A: Tyler supervises the official scorers, and he is trying to make it an even playing field. So if a call is an error in one place, it will be the same in a different location.

And he came up with the idea for an official “scorer university,” to also usher in diversity within MLB. The idea was to bring in more diverse people for the job and also to see how much we actually knew and to teach us.

Q: What did you learn at “scorer university”?

A: I grew up watching baseball, but there are so many things in official scoring that I never knew because I didn’t have to pay any attention to it.

We talked to a lot of official scorers, and they would talk about certain plays they had.

We watched video clips. The biggest thing they were trying to ingrain in us was “ordinary effort,” and that’s how to you decide whether it was a hit or an error. We watched clip after clip on why it’s an “ordinary effort” or “extraordinary effort.” We did little quizzes on whether we thought it would be an error or not.

ASU alum Kara Blackstone (second from left) works as an MLB official scorer in the press box at Chase Field in Phoenix at the Arizona Diamondbacks game on June 24. Photo by Charlie Leight/ASU News

Q: Did you have to pass a quiz to get the job of official scorer?
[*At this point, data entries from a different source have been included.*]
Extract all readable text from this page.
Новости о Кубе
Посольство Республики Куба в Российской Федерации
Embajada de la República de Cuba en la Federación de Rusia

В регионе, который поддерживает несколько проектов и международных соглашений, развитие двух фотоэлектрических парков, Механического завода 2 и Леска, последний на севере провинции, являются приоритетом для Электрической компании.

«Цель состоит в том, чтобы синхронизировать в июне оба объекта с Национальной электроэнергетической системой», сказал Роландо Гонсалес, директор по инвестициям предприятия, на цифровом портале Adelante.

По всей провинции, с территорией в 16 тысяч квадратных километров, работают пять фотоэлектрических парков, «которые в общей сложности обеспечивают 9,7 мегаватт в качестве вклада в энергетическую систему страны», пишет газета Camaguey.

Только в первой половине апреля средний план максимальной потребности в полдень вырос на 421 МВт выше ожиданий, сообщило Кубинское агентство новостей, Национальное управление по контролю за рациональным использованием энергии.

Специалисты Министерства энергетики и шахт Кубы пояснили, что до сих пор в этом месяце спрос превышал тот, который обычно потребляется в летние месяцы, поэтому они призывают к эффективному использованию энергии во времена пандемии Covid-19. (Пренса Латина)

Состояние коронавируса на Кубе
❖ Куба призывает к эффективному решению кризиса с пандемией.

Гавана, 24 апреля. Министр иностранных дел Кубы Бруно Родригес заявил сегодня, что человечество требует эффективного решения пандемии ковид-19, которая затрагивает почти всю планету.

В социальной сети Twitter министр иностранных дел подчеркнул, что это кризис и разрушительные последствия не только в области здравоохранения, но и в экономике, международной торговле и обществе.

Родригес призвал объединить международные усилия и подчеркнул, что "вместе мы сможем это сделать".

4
A: No. There is a quiz we had to take to get into Major League Baseball, but the job was based on references from the other scorers in that market. For the Arizona Diamondbacks, there are three other scorers, and I had worked with them for a year doing Statcasting. They knew my baseball knowledge.
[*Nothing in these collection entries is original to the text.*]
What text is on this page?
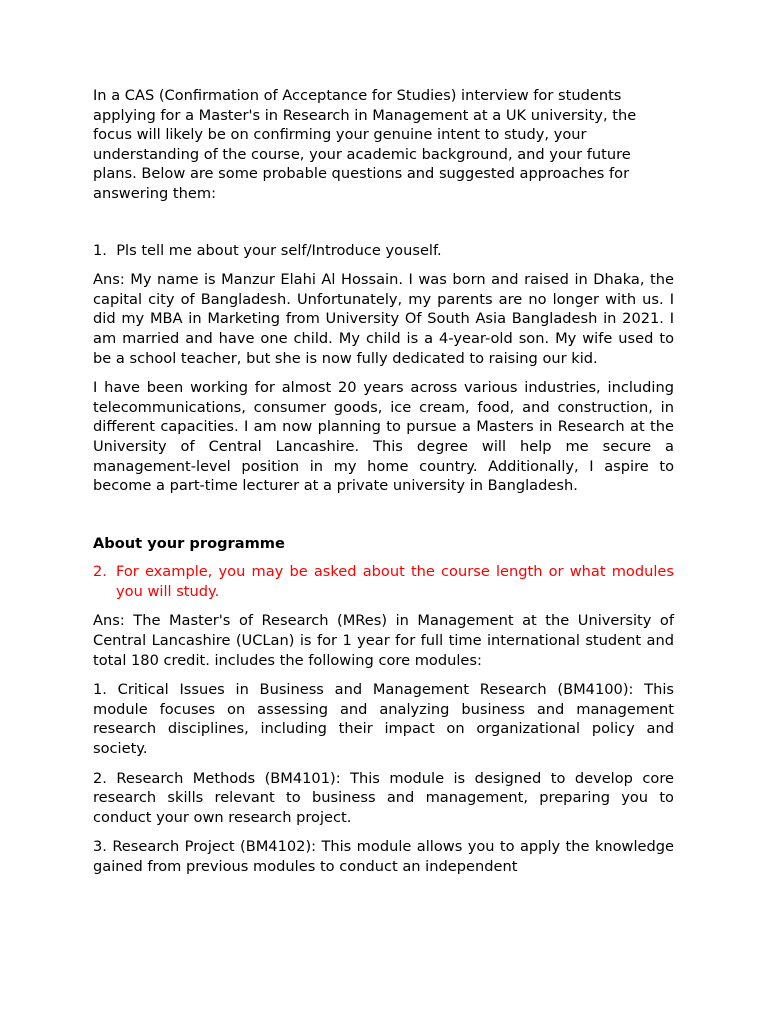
In a CAS (Confirmation of Acceptance for Studies) interview for students applying for a Master's in Research in Management at a UK university, the focus will likely be on confirming your genuine intent to study, your understanding of the course, your academic background, and your future plans. Below are some probable questions and suggested approaches for answering them:

1. Pls tell me about your self/Introduce youself.

Ans: My name is Manzur Elahi Al Hossain. I was born and raised in Dhaka, the capital city of Bangladesh. Unfortunately, my parents are no longer with us. I did my MBA in Marketing from University Of South Asia Bangladesh in 2021. I am married and have one child. My child is a 4-year-old son. My wife used to be a school teacher, but she is now fully dedicated to raising our kid.

I have been working for almost 20 years across various industries, including telecommunications, consumer goods, ice cream, food, and construction, in different capacities. I am now planning to pursue a Masters in Research at the University of Central Lancashire. This degree will help me secure a management-level position in my home country. Additionally, I aspire to become a part-time lecturer at a private university in Bangladesh.

About your programme

2. For example, you may be asked about the course length or what modules you will study.

Ans: The Master's of Research (MRes) in Management at the University of Central Lancashire (UCLan) is for 1 year for full time international student and total 180 credit. includes the following core modules:

1. Critical Issues in Business and Management Research (BM4100): This module focuses on assessing and analyzing business and management research disciplines, including their impact on organizational policy and society.

2. Research Methods (BM4101): This module is designed to develop core research skills relevant to business and management, preparing you to conduct your own research project.

3. Research Project (BM4102): This module allows you to apply the knowledge gained from previous modules to conduct an independent
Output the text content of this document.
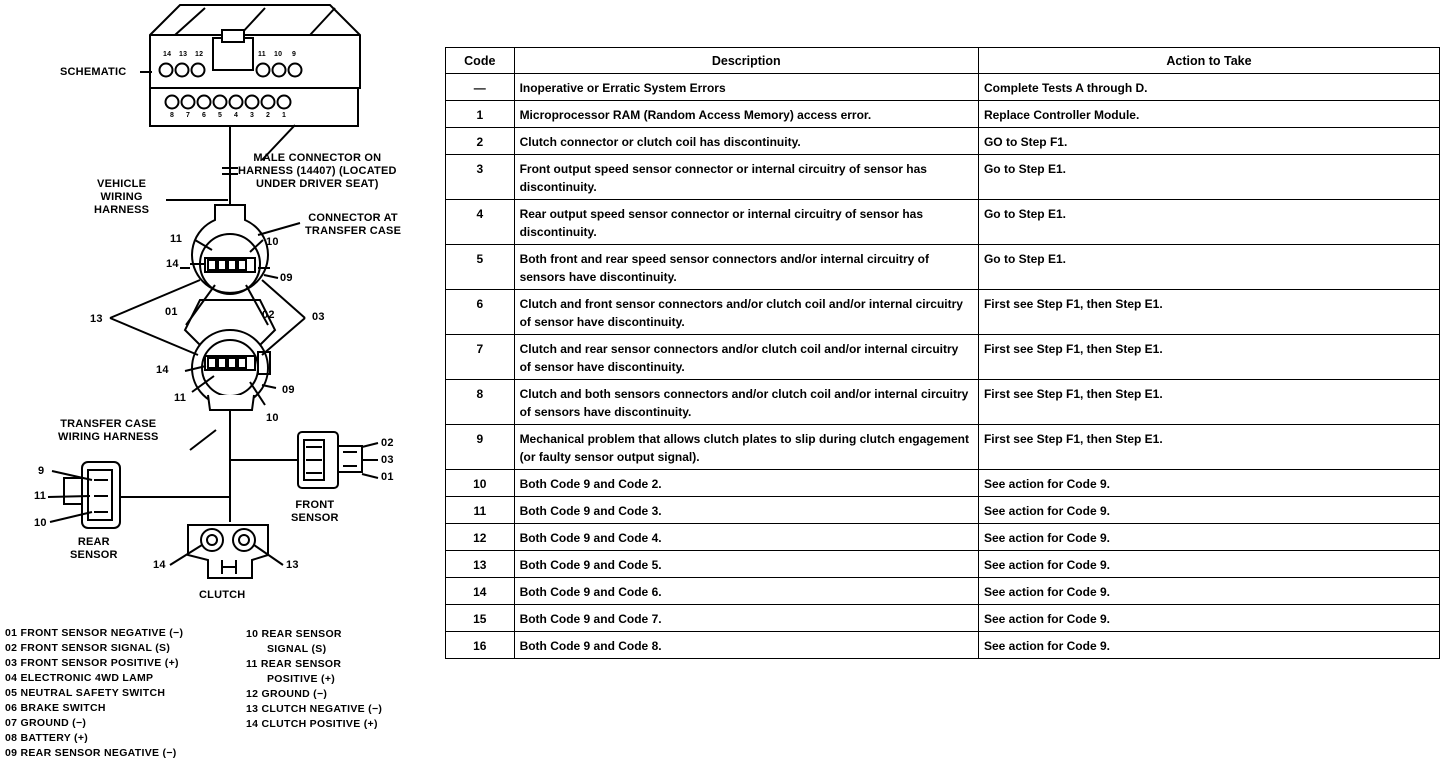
SCHEMATIC
14 13 12	11 10 9
8 7 6 5 4 3 2 1
MALE CONNECTOR ON
HARNESS (14407) (LOCATED
UNDER DRIVER SEAT)
VEHICLE
WIRING
HARNESS
CONNECTOR AT
TRANSFER CASE
11	10
14
09
13
01	02	03
14
11
09
10
TRANSFER CASE
WIRING HARNESS	02
03
01
FRONT
SENSOR
9
11
10
REAR
SENSOR
14	13
CLUTCH
01 FRONT SENSOR NEGATIVE (−)
02 FRONT SENSOR SIGNAL (S)
03 FRONT SENSOR POSITIVE (+)
04 ELECTRONIC 4WD LAMP
05 NEUTRAL SAFETY SWITCH
06 BRAKE SWITCH
07 GROUND (−)
08 BATTERY (+)
09 REAR SENSOR NEGATIVE (−)
10 REAR SENSOR
SIGNAL (S)
11 REAR SENSOR
POSITIVE (+)
12 GROUND (−)
13 CLUTCH NEGATIVE (−)
14 CLUTCH POSITIVE (+)
Code	Description	Action to Take
—	Inoperative or Erratic System Errors	Complete Tests A through D.
1	Microprocessor RAM (Random Access Memory) access error.	Replace Controller Module.
2	Clutch connector or clutch coil has discontinuity.	GO to Step F1.
3	Front output speed sensor connector or internal circuitry of sensor has discontinuity.	Go to Step E1.
4	Rear output speed sensor connector or internal circuitry of sensor has discontinuity.	Go to Step E1.
5	Both front and rear speed sensor connectors and/or internal circuitry of sensors have discontinuity.	Go to Step E1.
6	Clutch and front sensor connectors and/or clutch coil and/or internal circuitry of sensor have discontinuity.	First see Step F1, then Step E1.
7	Clutch and rear sensor connectors and/or clutch coil and/or internal circuitry of sensor have discontinuity.	First see Step F1, then Step E1.
8	Clutch and both sensors connectors and/or clutch coil and/or internal circuitry of sensors have discontinuity.	First see Step F1, then Step E1.
9	Mechanical problem that allows clutch plates to slip during clutch engagement (or faulty sensor output signal).	First see Step F1, then Step E1.
10	Both Code 9 and Code 2.	See action for Code 9.
11	Both Code 9 and Code 3.	See action for Code 9.
12	Both Code 9 and Code 4.	See action for Code 9.
13	Both Code 9 and Code 5.	See action for Code 9.
14	Both Code 9 and Code 6.	See action for Code 9.
15	Both Code 9 and Code 7.	See action for Code 9.
16	Both Code 9 and Code 8.	See action for Code 9.
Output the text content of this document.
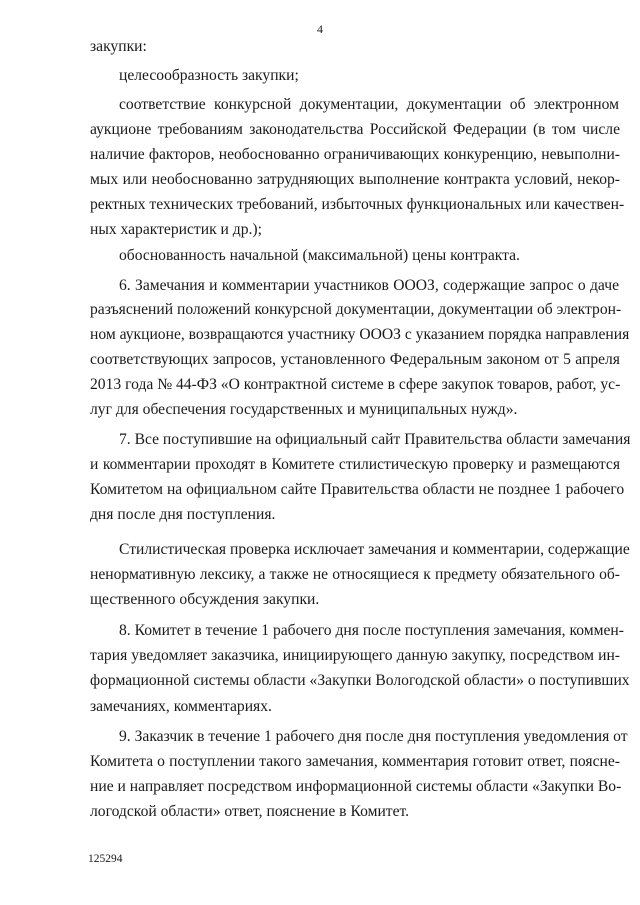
4
закупки:
целесообразность закупки;
соответствие конкурсной документации, документации об электронном
аукционе требованиям законодательства Российской Федерации (в том числе
наличие факторов, необоснованно ограничивающих конкуренцию, невыполни-
мых или необоснованно затрудняющих выполнение контракта условий, некор-
ректных технических требований, избыточных функциональных или качествен-
ных характеристик и др.);
обоснованность начальной (максимальной) цены контракта.
6. Замечания и комментарии участников ОООЗ, содержащие запрос о даче
разъяснений положений конкурсной документации, документации об электрон-
ном аукционе, возвращаются участнику ОООЗ с указанием порядка направления
соответствующих запросов, установленного Федеральным законом от 5 апреля
2013 года № 44-ФЗ «О контрактной системе в сфере закупок товаров, работ, ус-
луг для обеспечения государственных и муниципальных нужд».
7. Все поступившие на официальный сайт Правительства области замечания
и комментарии проходят в Комитете стилистическую проверку и размещаются
Комитетом на официальном сайте Правительства области не позднее 1 рабочего
дня после дня поступления.
Стилистическая проверка исключает замечания и комментарии, содержащие
ненормативную лексику, а также не относящиеся к предмету обязательного об-
щественного обсуждения закупки.
8. Комитет в течение 1 рабочего дня после поступления замечания, коммен-
тария уведомляет заказчика, инициирующего данную закупку, посредством ин-
формационной системы области «Закупки Вологодской области» о поступивших
замечаниях, комментариях.
9. Заказчик в течение 1 рабочего дня после дня поступления уведомления от
Комитета о поступлении такого замечания, комментария готовит ответ, поясне-
ние и направляет посредством информационной системы области «Закупки Во-
логодской области» ответ, пояснение в Комитет.
125294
From Day One, Tyler has said, “You’re going places,” and his support has been phenomenal. I’m extremely grateful for the opportunity.

Q: What’s your schedule like?

A: I’m a full-time MLB employee. When I’m not scoring at the ballpark, I’m at home, where I manage the Statcast stringers. I’m watching two or three games at a time, making sure things are going well for the stringers at the ballpark.

I manage the stringers for all 30 clubs.

Each official scorer works about 20 games, but because this is my first year and I have the full-time MLB job, I’ll do about 13 this season. I’ll do more next season.

Q: What’s your favorite part of the job?

A: Going to the ballpark. The atmosphere is so fun. When I’m the official scorer, I get to just walk in and sit down and take it all in.

Q: Were you a baseball fan growing up?

A: I grew up in Albuquerque, so I went to a lot of Triple-A (Albuquerque Isotopes) games. I worked for the team as an usher and as a supervisor for the “fun zone” out in the outfield. That’s where I got my start with baseball.

I had no idea it would turn into this.

I didn’t go to a whole lot of MLB games until I moved here and started going to more games.

Since I played softball, I got the gist of how to score, but I really didn’t dive deep into it until when I was at South Mountain as the sports information director.

The head baseball coach at South Mountain jokes with me. He’ll say, “You didn’t know what a wild pitch was, and now you’re making the actual calls.” I tell him, “You taught me, and it worked.”

Q: What did you study at ASU in the Watts College of Public Service and Community Solutions?

A: My degree is in parks and recreation management. I had an idea that I wanted to do sports management, and that was, at the time, as close to baseball as I could get.

To be honest, I was all over the map. I wasn’t sure what life would bring.

I took a lot of event-planning classes and started getting into events. When I graduated, I went to Desert Mountain Country Club and became the event coordinator.

I thought, “Baseball is not going to be my career. I have to do something else.”

I got into the mindset that I would keep baseball as a hobby.

Q: Now that you work in baseball, is it still fun?

A: Yes. Every single game, I learn something new and I see something different. The first two games I scored this season were insane. The first game (on opening day) ended in a walk-off, and the second game went into extra innings and had some screwy plays.

It’s never a dull moment for me.

Q: What would your advice be to a young person who would like to do what you do?

A: Go score as much baseball as you can. Go to Little League or high school games, ASU baseball games. Get the experience, learn as much as you can and don’t be afraid to talk to people.